Some scientists stifle sensible supposition

Have you ever had an epiphany about say, a better way to do something that you never thought of before but if you had just put in a little mental effort you would have seen it a long time ago? I’ve often thought I should make myself a cross-stitch saying, “Sometimes you just don’t think of it.”

A variation on that cross-stitch should hang in every science lab: Sometimes you just don’t want to think of it.

Science is all about discovery…what’s in the universe, what it’s all made of, how nature works and how things came to be…and new discoveries are being made by scientists all the time. But no matter how extensive our knowledge of the universe becomes, science cannot answer the the most basic question of all: Why is there something rather than nothing?

But don’t tell them that. In this CNN opinion piece, physicist Don Lincoln says that a recent scientific development “has made it more likely that we will finally be able to answer this cosmic conundrum.” Now, I don’t even pretend to know and understand physics and quantum mechanics, neutrinos and antimatter, but I don’t have to know to be certain that scientists will never have a purely naturalistic answer to how and why the universe came into being. It’s simply self-evident that something cannot come from nothing, and if the universe…all that is natural…came into being, the cause must be outside of nature. Unnatural, you might say, but supernatural says it better.

But many atheist scientists don’t want to even think about that because then, God forbid, they might have to admit that a supernatural cause of the universe is necessary. So they busy themselves following and experimenting with scientific theories hoping that someday…somehow…they will discover a new particle or physical law that will demonstrate that the impossible is possible.

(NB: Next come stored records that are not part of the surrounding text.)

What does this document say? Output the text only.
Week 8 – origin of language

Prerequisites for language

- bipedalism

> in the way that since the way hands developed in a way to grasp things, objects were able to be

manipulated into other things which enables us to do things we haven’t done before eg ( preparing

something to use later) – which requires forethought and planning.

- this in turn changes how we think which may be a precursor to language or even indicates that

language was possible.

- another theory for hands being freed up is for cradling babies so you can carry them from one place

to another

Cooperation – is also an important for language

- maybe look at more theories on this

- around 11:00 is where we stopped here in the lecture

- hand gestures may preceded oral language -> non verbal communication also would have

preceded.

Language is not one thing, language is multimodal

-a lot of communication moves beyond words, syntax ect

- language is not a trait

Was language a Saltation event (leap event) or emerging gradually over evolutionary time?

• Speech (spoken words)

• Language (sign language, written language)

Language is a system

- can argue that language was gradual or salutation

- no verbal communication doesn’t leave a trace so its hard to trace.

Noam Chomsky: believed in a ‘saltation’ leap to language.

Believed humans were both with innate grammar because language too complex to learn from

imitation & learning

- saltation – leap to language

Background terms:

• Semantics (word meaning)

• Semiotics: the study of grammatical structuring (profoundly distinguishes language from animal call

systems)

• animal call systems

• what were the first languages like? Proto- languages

That something really can just pop into existence without a cause.

As William Lane Craig likes to say, that’s worse than magic…at least with magic you have a magician.

No amount of money or time spent exploring the vastness of space or the most minuscule mites of matter will result in a scientific answer to the “cosmic conundrum” of why the universe exists. The answer to that question self-evidently must be outside of the universe. But the scientists who are committed to atheism for non-scientific reasons very unscientifically refuse to follow the evidence where it leads. They don’t want to go there…they don’t want to think about it.

Conversely, here are some scientists who are both humble enough and smart enough to recognize that it’s foolish to expect a natural explanation for a supernatural event. The smart money…the smart science…is on the sensible supposition that a supernatural Someone exists.